Because an action was required to move to generic, people just didn’t bother doing it. So with Ariely’s help the company took a new approach: customers had to choose between either getting branded drugs at a higher price or generic drugs at a lower price. If they didn’t’ respond, they’d get no drugs at all.

Almost everyone mailed back, asking for the generic and lower cost plan.

Everyone lies

People are likely to lie if they think they can get away with it. They’re even more likely to lie and cheat if they see someone else in a position of authority set the example. That’s what Ariely discovered from a set of experiments involving a die-rolling game where participants could win money.

In this experiment, the participant rolls a six-sided die. They will receive money for the number shown on the die, or the number on the bottom of the die, depending on the choice they make before rolling it. The hook is that the participant doesn’t have to tell anyone else whether they choose “top” or “bottom” before they roll.
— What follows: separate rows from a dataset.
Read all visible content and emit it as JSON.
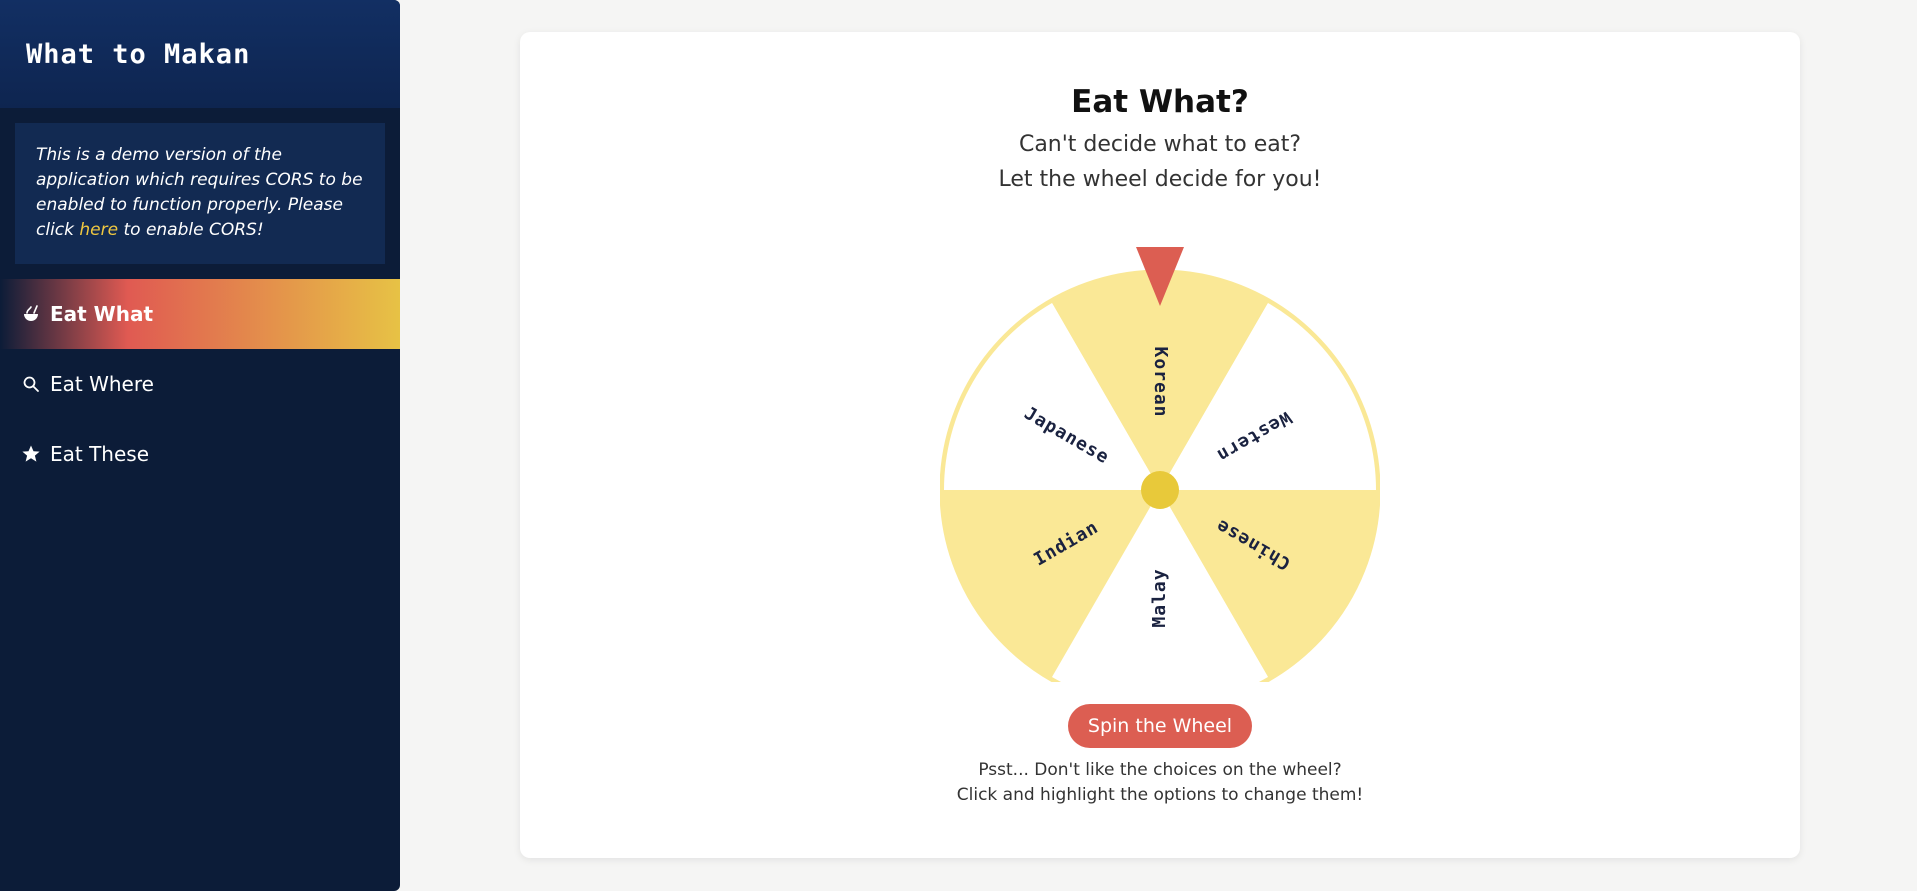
{
  "sidebar": {
    "brand": "What to Makan",
    "notice": {
      "text_before": "This is a demo version of the application which requires CORS to be enabled to function properly. Please click ",
      "link": "here",
      "text_after": " to enable CORS!"
    },
    "items": [
      {
        "label": "Eat What",
        "icon": "food-bowl-icon",
        "active": true
      },
      {
        "label": "Eat Where",
        "icon": "search-icon",
        "active": false
      },
      {
        "label": "Eat These",
        "icon": "star-icon",
        "active": false
      }
    ]
  },
  "main": {
    "title": "Eat What?",
    "subtitle_line1": "Can't decide what to eat?",
    "subtitle_line2": "Let the wheel decide for you!",
    "wheel": {
      "options": [
        "Korean",
        "Western",
        "Chinese",
        "Malay",
        "Indian",
        "Japanese"
      ],
      "colors": [
        "#fae896",
        "#ffffff",
        "#fae896",
        "#ffffff",
        "#fae896",
        "#ffffff"
      ],
      "rim_color": "#fae896",
      "hub_color": "#e8c93a",
      "pointer_color": "#dc5e52",
      "label_color": "#1a2240"
    },
    "spin_button": "Spin the Wheel",
    "hint_line1": "Psst... Don't like the choices on the wheel?",
    "hint_line2": "Click and highlight the options to change them!"
  },
  "colors": {
    "sidebar_bg": "#0c1c38",
    "accent_red": "#dc5e52",
    "accent_yellow": "#e7c245"
  }
}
So the temptation to just choose whatever leads to more money exists.

“When we run this experiment we find that people are incredibly lucky,” Ariely says.

In another version of the experiment, participants are told they have an option to get into a verion of the game that will lead to winning more money. But in order to get there, the experimenter demands a small bribe to place them in that group.

Not only did almost everyone agree to the bribe, they then proceeded to cheat even more often during the experiment.

In the end, Ariely left the crowd with a message about trusting data versus intuition.

“What if we assumed we were wrong more frequently?” he asked. “Experiment more. Intuition is not data.”